To me, its not just gender thats a performance, but the entirety of identity. Theres a ton of performance that we dont exactly have control over. Like, the mind and self arent seperate from the body, its all one continuous thing, and every aspect of our identity is performance.
To me, part of coming out, and breaking down my general performances, all of that wasnt supposed to result in not performing anything, but rather to get rid of the explicit and intentional performances that make me unhappy, that bring me sadness and pain, the ones that I do for others and not for myself.
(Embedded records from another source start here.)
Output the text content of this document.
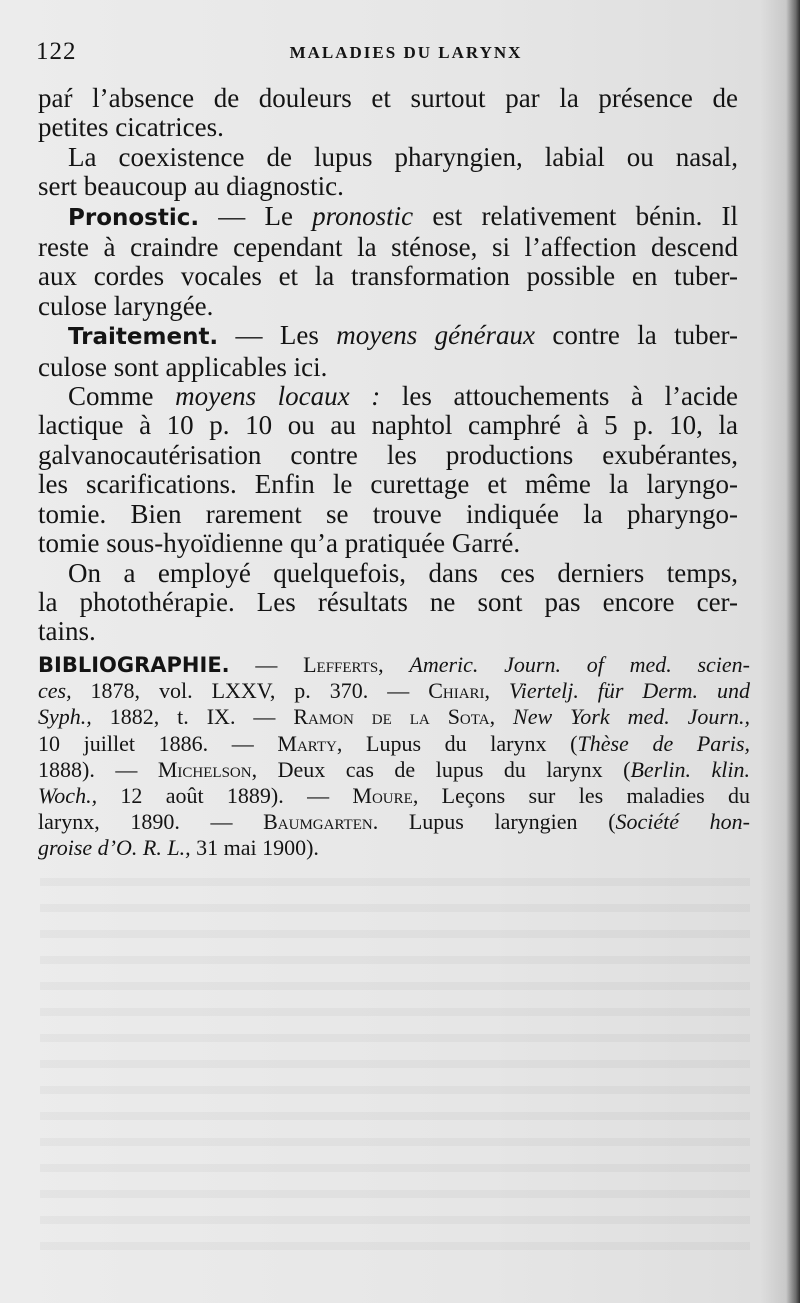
122	MALADIES DU LARYNX
paŕ l’absence de douleurs et surtout par la présence de
petites cicatrices.
La coexistence de lupus pharyngien, labial ou nasal,
sert beaucoup au diagnostic.
Pronostic. — Le pronostic est relativement bénin. Il
reste à craindre cependant la sténose, si l’affection descend
aux cordes vocales et la transformation possible en tuber-
culose laryngée.
Traitement. — Les moyens généraux contre la tuber-
culose sont applicables ici.
Comme moyens locaux : les attouchements à l’acide
lactique à 10 p. 10 ou au naphtol camphré à 5 p. 10, la
galvanocautérisation contre les productions exubérantes,
les scarifications. Enfin le curettage et même la laryngo-
tomie. Bien rarement se trouve indiquée la pharyngo-
tomie sous-hyoïdienne qu’a pratiquée Garré.
On a employé quelquefois, dans ces derniers temps,
la photothérapie. Les résultats ne sont pas encore cer-
tains.
BIBLIOGRAPHIE. — Lefferts, Americ. Journ. of med. scien-
ces, 1878, vol. LXXV, p. 370. — Chiari, Viertelj. für Derm. und
Syph., 1882, t. IX. — Ramon de la Sota, New York med. Journ.,
10 juillet 1886. — Marty, Lupus du larynx (Thèse de Paris,
1888). — Michelson, Deux cas de lupus du larynx (Berlin. klin.
Woch., 12 août 1889). — Moure, Leçons sur les maladies du
larynx, 1890. — Baumgarten. Lupus laryngien (Société hon-
groise d’O. R. L., 31 mai 1900).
Even when Im alone, because Im self aware, I perform and am observed by myself, and it makes me happy/sad/etc. because of the way the identity performance is engrained into self-ness. Im both the observer and the observed. This is inherrent in our self awareness, without it we would be just impulse machines responding to stimuli (imo).
Ok i really like this "doing" way you talk about it. Like, as stereotypical and ironically used as it is, the whole "its giving x" thing, when coupled with the usage of "doing" youve put forth here, really captures the idea of identity to me. Theres what one does, i.e. how one performs, intentionally or not. And then theres how that is recieved and interpreted by other parties, the "what its giving" aspect of it. These coupled together show the way identity exists in between observer and performer.
I cant tell if this is supposed to be tongue in cheek? But if not, like, theres the aspect of changing our phenotype, yes, but im trying to get at that we can change our sex just by re-gendering our physical traits, and seeing them as feminine/masculine/etc. But also theres like the whole aspect of society at large not seeing that, and enforcing both implicitly and explicitly that such a re-gendering is wrong/unacceptable to our gender system.
Thats not to invalidate physical dysphoria. Like, I know that my anatomy is wrong for me, theres a fundamental impedance mismatch between my mind and my genitals (and some other things). That we can re-gender our sexual traits doesnt make them physically congruent, just socially/relationally congruent.